Our team aims to deliver high-quality, comprehensive oral health care – with oral cancer screening as a vital part of our service. In Australia, the five-year relative survival rate from 2014 to 2018 for all oral cancers was 76 per cent, compared to 70 per cent for all other cancers combined.
The incidence of oral cancer is greater in rural communities than in cities due to several contributing factors, including increased prevalence of alcohol and tobacco use, prolonged sun exposure and reduced health literacy.
It’s no secret, however, that the greatest barrier to positive health outcomes is access to services outside the major cities.
This proves to be a challenge as, like almost all other health morbidities, the early detection of and intervention for oral cancer can lead to better physical, social, emotional and financial outcomes.
The RFDS MDU team has been able to fill some of the gap around easily accessible and affordable screening across the western Queensland communities we serve. Between 2013 and 2019, the RFDS dental service produced more than $15 million of economic and social benefits to patients.
Within the past 12 months, our team of experienced dental professionals have also delivered more than 160 referrals to appropriate medical and dental specialists, some of which include referrals for suspected or identified soft tissue pathology.
The statistical trend of dental treatment provided by the RFDS MDU has shown a projection towards diagnostic and preventive treatment, rather than emergency care, in several communities. A recent community-impact report evaluating treatment provided by the MDU shows the proportion of preventive services, in communities such as Cherbourg and Winton, increased from 72 per cent in 2016 to 80 per cent in 2022.
This highlights our successful commitment to equitable, long-term care for the rural patients on our regular western route.
Certainly, there will always be a need for emergency care.
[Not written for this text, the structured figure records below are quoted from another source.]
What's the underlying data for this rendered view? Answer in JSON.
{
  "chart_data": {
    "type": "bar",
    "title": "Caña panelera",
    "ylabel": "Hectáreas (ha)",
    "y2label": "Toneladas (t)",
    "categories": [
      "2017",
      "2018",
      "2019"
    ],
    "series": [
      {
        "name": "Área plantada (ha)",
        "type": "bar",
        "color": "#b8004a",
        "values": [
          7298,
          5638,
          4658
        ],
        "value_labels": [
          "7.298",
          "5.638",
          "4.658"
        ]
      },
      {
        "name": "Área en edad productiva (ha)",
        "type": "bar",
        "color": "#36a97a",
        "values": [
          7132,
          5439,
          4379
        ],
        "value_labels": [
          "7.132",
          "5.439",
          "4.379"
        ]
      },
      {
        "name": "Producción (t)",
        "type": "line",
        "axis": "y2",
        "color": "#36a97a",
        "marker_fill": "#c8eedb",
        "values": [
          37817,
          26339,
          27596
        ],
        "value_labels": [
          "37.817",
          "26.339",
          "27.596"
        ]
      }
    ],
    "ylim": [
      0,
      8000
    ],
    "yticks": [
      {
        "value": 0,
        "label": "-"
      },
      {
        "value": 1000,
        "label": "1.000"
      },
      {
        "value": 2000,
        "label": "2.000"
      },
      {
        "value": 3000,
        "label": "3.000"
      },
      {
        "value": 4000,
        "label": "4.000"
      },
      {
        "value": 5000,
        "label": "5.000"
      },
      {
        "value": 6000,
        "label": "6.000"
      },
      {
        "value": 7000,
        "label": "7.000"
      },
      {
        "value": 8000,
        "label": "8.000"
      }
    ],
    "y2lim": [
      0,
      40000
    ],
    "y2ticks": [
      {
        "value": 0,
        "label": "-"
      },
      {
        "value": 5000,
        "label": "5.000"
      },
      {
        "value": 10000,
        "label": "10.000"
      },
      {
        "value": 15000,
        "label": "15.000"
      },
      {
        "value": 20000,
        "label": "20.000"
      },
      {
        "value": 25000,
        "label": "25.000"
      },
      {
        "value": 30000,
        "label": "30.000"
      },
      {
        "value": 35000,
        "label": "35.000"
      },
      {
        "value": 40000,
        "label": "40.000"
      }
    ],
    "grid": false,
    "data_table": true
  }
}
However, all of us working in various health disciplines can agree, ‘prevention is better than cure’.
As well as educating and equipping dental professionals to effectively screen for oral abnormalities, there are great opportunities to improve health outcomes for rural patients with the use of enhanced telehealth resources, such as reliable internet access, extra-oral radiographs and intra-oral cameras (all services provided on board the MDU).
Being able to access specialist dental care from remote locations requires further professional networking and development within our current MDU program.
Oral cancer can significantly affect a patient’s quantity and quality of life and accessible, affordable dental services that look beyond ‘just teeth’ underpin comprehensive rural health care.
The RFDS MDU is changing the face of equitable dentistry in Queensland, with plenty of room to expand.
Perhaps in addition to increasing the availability of these services, another challenge worth pursuing is educating all our patients to understand dental check-ups are about ‘more than just teeth’.
Not only should we be encouraging patients to see their dentist to keep their smile healthy, but also to potentially save their life.